製造業に特化した事業承継プラットフォームという独自のビジネスモデルが注目される一方、吸収金額の大きさから需給面での懸念もあります。公募価格1,250円に対する初値予想と、申し込むべきかの判断ポイントをまとめました。
セイワホールディングス IPO概要
| 項目 | 内容 |
|---|---|
| 銘柄コード | 523A |
| 上場日 | 2026年3月27日(木) |
| 市場 | 東証グロース |
| 業種 | 金属製品 |
| 事業内容 | 製造業特化型の事業承継プラットフォーム |
| 公募価格 | 1,250円 |
| 仮条件 | 1,230円〜1,250円 |
| 主幹事 | SBI証券 |
事業内容と特徴
セイワホールディングスは、後継者不在の中小製造業をM&Aで連続的に取得し、グループとして経営する事業承継プラットフォーマーです。

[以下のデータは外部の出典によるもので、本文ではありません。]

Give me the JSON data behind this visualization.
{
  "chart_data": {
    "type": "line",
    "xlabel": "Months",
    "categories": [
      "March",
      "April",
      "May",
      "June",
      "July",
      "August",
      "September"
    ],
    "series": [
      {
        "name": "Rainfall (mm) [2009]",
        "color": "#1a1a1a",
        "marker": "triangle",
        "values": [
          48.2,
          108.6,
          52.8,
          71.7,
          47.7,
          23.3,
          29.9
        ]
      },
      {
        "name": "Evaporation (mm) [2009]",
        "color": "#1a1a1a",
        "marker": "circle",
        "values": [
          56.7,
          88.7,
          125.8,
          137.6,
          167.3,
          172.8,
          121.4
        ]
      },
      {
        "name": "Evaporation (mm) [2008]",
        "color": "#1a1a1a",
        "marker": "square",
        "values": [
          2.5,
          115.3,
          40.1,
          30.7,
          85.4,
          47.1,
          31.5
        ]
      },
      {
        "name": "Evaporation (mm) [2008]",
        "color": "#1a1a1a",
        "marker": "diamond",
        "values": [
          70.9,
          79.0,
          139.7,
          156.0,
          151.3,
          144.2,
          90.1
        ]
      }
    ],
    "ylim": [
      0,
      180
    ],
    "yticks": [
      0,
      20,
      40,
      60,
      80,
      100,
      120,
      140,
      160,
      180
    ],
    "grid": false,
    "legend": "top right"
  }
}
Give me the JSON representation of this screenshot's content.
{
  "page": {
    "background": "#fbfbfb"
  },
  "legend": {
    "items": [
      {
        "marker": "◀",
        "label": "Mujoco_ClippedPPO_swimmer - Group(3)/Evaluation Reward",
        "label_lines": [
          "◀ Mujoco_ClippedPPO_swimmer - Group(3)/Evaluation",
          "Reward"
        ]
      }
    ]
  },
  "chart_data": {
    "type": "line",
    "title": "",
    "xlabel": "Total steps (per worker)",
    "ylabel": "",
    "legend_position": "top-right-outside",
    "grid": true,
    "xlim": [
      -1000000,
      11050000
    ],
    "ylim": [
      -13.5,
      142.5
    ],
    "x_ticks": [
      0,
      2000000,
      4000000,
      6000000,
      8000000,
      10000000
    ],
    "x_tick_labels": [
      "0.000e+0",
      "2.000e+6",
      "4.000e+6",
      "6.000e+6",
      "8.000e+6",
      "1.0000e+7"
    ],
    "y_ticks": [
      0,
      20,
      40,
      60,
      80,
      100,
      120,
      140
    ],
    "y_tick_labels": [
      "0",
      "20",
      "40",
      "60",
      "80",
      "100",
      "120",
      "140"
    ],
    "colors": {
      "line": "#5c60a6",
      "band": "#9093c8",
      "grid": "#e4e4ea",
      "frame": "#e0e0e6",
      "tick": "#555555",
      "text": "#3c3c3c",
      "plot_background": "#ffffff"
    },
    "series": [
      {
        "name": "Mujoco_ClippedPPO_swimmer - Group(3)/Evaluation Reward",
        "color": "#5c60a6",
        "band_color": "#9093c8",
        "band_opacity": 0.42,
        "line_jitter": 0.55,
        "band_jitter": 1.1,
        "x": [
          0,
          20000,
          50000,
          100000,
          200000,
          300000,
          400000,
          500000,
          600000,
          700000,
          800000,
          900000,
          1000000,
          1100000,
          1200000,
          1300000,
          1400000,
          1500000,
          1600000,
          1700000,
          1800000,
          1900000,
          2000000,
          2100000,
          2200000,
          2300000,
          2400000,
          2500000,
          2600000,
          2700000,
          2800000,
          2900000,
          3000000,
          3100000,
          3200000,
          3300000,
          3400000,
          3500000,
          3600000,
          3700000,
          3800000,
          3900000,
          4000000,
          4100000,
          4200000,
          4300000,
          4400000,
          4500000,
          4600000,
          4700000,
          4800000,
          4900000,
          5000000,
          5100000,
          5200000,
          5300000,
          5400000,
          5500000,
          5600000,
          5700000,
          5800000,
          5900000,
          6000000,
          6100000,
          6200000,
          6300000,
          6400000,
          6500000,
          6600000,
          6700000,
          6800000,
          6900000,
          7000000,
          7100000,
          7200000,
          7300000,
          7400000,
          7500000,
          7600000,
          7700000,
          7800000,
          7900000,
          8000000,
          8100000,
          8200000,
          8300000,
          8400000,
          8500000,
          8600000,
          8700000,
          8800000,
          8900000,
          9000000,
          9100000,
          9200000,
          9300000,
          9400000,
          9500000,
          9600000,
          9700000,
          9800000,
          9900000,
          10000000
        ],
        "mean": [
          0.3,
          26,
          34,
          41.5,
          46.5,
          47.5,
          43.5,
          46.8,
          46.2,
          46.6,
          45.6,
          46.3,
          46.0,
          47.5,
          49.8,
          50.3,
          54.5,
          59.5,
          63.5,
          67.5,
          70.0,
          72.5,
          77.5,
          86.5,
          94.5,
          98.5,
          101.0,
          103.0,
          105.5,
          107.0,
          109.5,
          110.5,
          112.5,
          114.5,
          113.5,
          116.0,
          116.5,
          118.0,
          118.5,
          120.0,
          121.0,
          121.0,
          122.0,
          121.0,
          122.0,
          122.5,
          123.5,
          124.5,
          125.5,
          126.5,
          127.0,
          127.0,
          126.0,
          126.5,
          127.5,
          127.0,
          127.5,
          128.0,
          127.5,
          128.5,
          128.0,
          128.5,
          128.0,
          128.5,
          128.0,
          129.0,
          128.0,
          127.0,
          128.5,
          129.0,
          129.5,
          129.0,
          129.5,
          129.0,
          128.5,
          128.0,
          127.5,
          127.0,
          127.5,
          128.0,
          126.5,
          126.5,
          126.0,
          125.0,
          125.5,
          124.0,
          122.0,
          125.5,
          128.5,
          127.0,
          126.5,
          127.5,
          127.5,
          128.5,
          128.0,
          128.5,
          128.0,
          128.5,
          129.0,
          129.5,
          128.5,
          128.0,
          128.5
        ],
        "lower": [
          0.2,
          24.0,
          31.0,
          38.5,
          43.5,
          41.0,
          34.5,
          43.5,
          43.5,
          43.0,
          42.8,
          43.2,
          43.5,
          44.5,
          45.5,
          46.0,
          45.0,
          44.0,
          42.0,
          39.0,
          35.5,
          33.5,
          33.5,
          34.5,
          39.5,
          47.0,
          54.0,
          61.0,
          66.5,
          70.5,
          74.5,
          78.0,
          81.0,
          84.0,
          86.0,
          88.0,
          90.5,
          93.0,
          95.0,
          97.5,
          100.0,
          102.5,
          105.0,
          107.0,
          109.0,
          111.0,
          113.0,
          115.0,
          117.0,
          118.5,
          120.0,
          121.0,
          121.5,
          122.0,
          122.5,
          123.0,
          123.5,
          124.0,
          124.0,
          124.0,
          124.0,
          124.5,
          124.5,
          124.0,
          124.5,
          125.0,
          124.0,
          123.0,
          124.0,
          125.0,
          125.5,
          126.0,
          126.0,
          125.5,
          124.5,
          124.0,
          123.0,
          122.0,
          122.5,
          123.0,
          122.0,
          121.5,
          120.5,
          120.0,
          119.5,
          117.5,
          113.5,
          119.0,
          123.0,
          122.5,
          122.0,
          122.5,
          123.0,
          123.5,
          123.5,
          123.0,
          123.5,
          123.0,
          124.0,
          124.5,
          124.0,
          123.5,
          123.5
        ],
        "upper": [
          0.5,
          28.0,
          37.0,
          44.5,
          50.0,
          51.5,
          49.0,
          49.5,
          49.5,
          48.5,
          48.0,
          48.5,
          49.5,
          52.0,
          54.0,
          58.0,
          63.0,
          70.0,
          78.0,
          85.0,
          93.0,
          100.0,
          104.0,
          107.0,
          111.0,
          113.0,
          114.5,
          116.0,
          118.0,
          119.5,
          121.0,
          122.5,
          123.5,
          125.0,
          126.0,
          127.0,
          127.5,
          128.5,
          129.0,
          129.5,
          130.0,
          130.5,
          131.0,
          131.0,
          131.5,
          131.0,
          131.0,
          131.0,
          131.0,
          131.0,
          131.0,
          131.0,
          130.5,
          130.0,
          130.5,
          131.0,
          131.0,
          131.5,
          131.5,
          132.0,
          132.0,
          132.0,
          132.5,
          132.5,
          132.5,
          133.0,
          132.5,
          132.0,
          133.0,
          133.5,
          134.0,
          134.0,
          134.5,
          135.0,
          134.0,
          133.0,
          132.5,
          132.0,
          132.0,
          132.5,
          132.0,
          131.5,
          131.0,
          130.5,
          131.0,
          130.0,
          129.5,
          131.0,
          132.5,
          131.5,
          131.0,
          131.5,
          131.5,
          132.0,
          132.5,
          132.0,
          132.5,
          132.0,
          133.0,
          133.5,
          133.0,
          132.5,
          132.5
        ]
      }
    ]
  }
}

持株会社としてグループ全体を統括し、独自の仕組みで買収した企業のバリューアップ(価値向上)を行います。
注目ポイント
- 製造業に特化した事業承継という独自ポジション
- 日本の中小企業の後継者不足は社会問題であり、市場拡大が見込まれるテーマ
- 同業の技術承継機構の株価が公開価格の約5.3倍と好調で、連想買いが入りやすい
業績
| 項目 | 2025年5月期 | 2026年5月期(予想) |
|---|---|---|
| 売上高 | 77.6億円 | 77.7億円(+0.1%) |
| 営業利益 | 7.0億円 | 15.5億円(+121%) |
| 営業利益率 | 9.0% | 20.0% |
売上は横ばいですが、営業利益は約2.2倍に急拡大する予想。営業利益率が9%から20%に大幅改善する点は評価できます。
需給面の分析
| 項目 | 数値 |
|---|---|
| 公募株数 | 3,720,000株 |
| 売出株数 | 1,680,000株 |
| OA(オーバーアロットメント) | 810,000株 |
| 吸収金額 | 約76.4億円 |
| 想定時価総額 | 約231億円 |
| オファリングレシオ | 約33% |
需給面の懸念
- 吸収金額76.4億円はグロース市場としてはかなり大きい
- オファリングレシオ33%と高く、市場に出回る株数が多い
- 大型案件ゆえに初値の急騰は期待しにくい
需給面のプラス材料
- 公募比率68.9%と高く、資金調達が主目的(既存株主の売り逃げではない)
- SBI証券が主幹事でIPOチャレンジポイントの対象
初値予想
各種データを総合すると、初値予想は以下のレンジと考えます。
| シナリオ | 初値予想 | 公募価格比 |
|---|---|---|
| 弱気 | 1,250円〜1,350円 | +0%〜+8% |
| 中立 | 1,350円〜1,500円 | +8%〜+20% |
| 強気 | 1,500円〜1,800円 | +20%〜+44% |
最も可能性が高いのは中立シナリオの1,350円〜1,500円と予想します。
予想の根拠
上昇要因:
- 事業承継テーマへの関心の高さ
- 同業の技術承継機構の株価好調(連想買い)
- 営業利益2倍超の成長予想
抑制要因:
- 吸収金額76億円の大きさ
- 売上成長率がほぼ横ばい
- 3月末の需給が集中する時期
利益予想(100株あたり)
公募価格1,250円で100株取得した場合の投資金額は125,000円です。
| シナリオ | 初値 | 利益(税引前) |
|---|---|---|
| 弱気 | 1,300円 | +5,000円 |
| 中立 | 1,400円 | +15,000円 |
| 強気 | 1,600円 | +35,000円 |
| 公募割れ | 1,200円 | -5,000円 |
申し込み判断
おすすめ度:★★★☆☆(5段階中3)
申し込みをおすすめする理由:
- 公募割れリスクは比較的低い(事業承継テーマの人気、営業利益の大幅増)
- 中立シナリオでも+1万円以上の利益が期待できる
- 大きく損する可能性は低い
注意点:
- 吸収金額が大きいため、初値の大幅上昇は期待しにくい
- 爆益(数十万円の利益)を狙う銘柄ではない
- 堅実に小幅プラスを積み上げる銘柄
結論: リスクは限定的で、堅実に利益を狙える銘柄です。複数証券会社から申し込む価値は十分あります。大きな利益は期待できませんが、IPO投資の「コツコツ積み上げる」戦略に合った銘柄と言えるでしょう。
申し込み可能な証券会社
| 証券会社 | 役割 |
|---|---|
| SBI証券 | 主幹事 |
| その他の幹事証券 | 各社のIPOページで確認 |
当選確率を上げるには、できるだけ多くの証券会社から申し込むのが基本戦略です。
※ 本記事の初値予想・利益予想は、公開情報をもとにした筆者の個人的な見解であり、投資の利益を保証するものではありません。投資判断はご自身の責任でお願いいたします。